Israelis and the Jewish Community
“The young Israelis don’t know the community principle from home and they don’t want to pay community taxes,” Lala Süsskind, former President of the Jewish Community in Berlin and member of the Executive Committee of the Central Council of Jews in Germany says. “They may go to the synagogue or ask us for non-financial support which we give them, but they don’t become members.” The community however is badly in need of them, it needs money and people to maintain Jewish institutions like the schools, kindergartens, adult education centers and the retirement homes and youth centers.
There are currently around 11,000 Jews signed up to the central community, which is a chartered body. They come from across the whole belief spectrum, from ultra-Orthodox to liberal. 80% of the members are Russian and Ukranian Jews, many of whom came to Germany after the fall of the Berlin wall.

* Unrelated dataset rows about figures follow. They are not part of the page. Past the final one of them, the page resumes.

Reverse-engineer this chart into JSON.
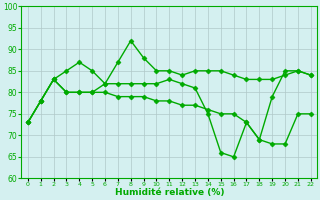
{
  "line1": [
    73,
    78,
    83,
    85,
    87,
    85,
    82,
    87,
    92,
    88,
    85,
    85,
    84,
    85,
    85,
    85,
    84,
    83,
    83,
    83,
    84,
    85,
    84
  ],
  "line2": [
    73,
    78,
    83,
    80,
    80,
    80,
    82,
    82,
    82,
    82,
    82,
    83,
    82,
    81,
    75,
    66,
    65,
    73,
    69,
    79,
    85,
    85,
    84
  ],
  "line3": [
    73,
    78,
    83,
    80,
    80,
    80,
    80,
    79,
    79,
    79,
    78,
    78,
    77,
    77,
    76,
    75,
    75,
    73,
    69,
    68,
    68,
    75,
    75
  ],
  "x": [
    0,
    1,
    2,
    3,
    4,
    5,
    6,
    7,
    8,
    9,
    10,
    11,
    12,
    13,
    14,
    15,
    16,
    17,
    18,
    19,
    20,
    21,
    22
  ],
  "xlabel": "Humidité relative (%)",
  "ylim": [
    60,
    100
  ],
  "yticks": [
    60,
    65,
    70,
    75,
    80,
    85,
    90,
    95,
    100
  ],
  "line_color": "#00aa00",
  "bg_color": "#d4f0f0",
  "grid_color": "#b0c8c8",
  "marker": "D",
  "marker_size": 2.5,
  "linewidth": 1.0
}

The community is doing well
“We are very grateful because they keep our community alive,” Süsskind says. But, she adds, a lot has changed because of them. “Suddenly it became normal to be addressed in Russian. What’s more, we now celebrate certain holidays more intensively than before, and others less so.” Apart from its ailing financial situation, Süsskind assures us the community is doing well. “We belong to Berlin and we are heard. Even if we are not asked, we answer.” She worries about the offspring in the Jewish community because “young Jewish people promote Judaism”.
She urges her fellow Jewish Berliners to “Marry, have children, and become Jewish community members.” Choreographer Nir de Volff will probably not follow this suggestion, but not only because he does not believe in religion: “I won’t be getting old in this cold. With a bit more sun – who knows what will happen.”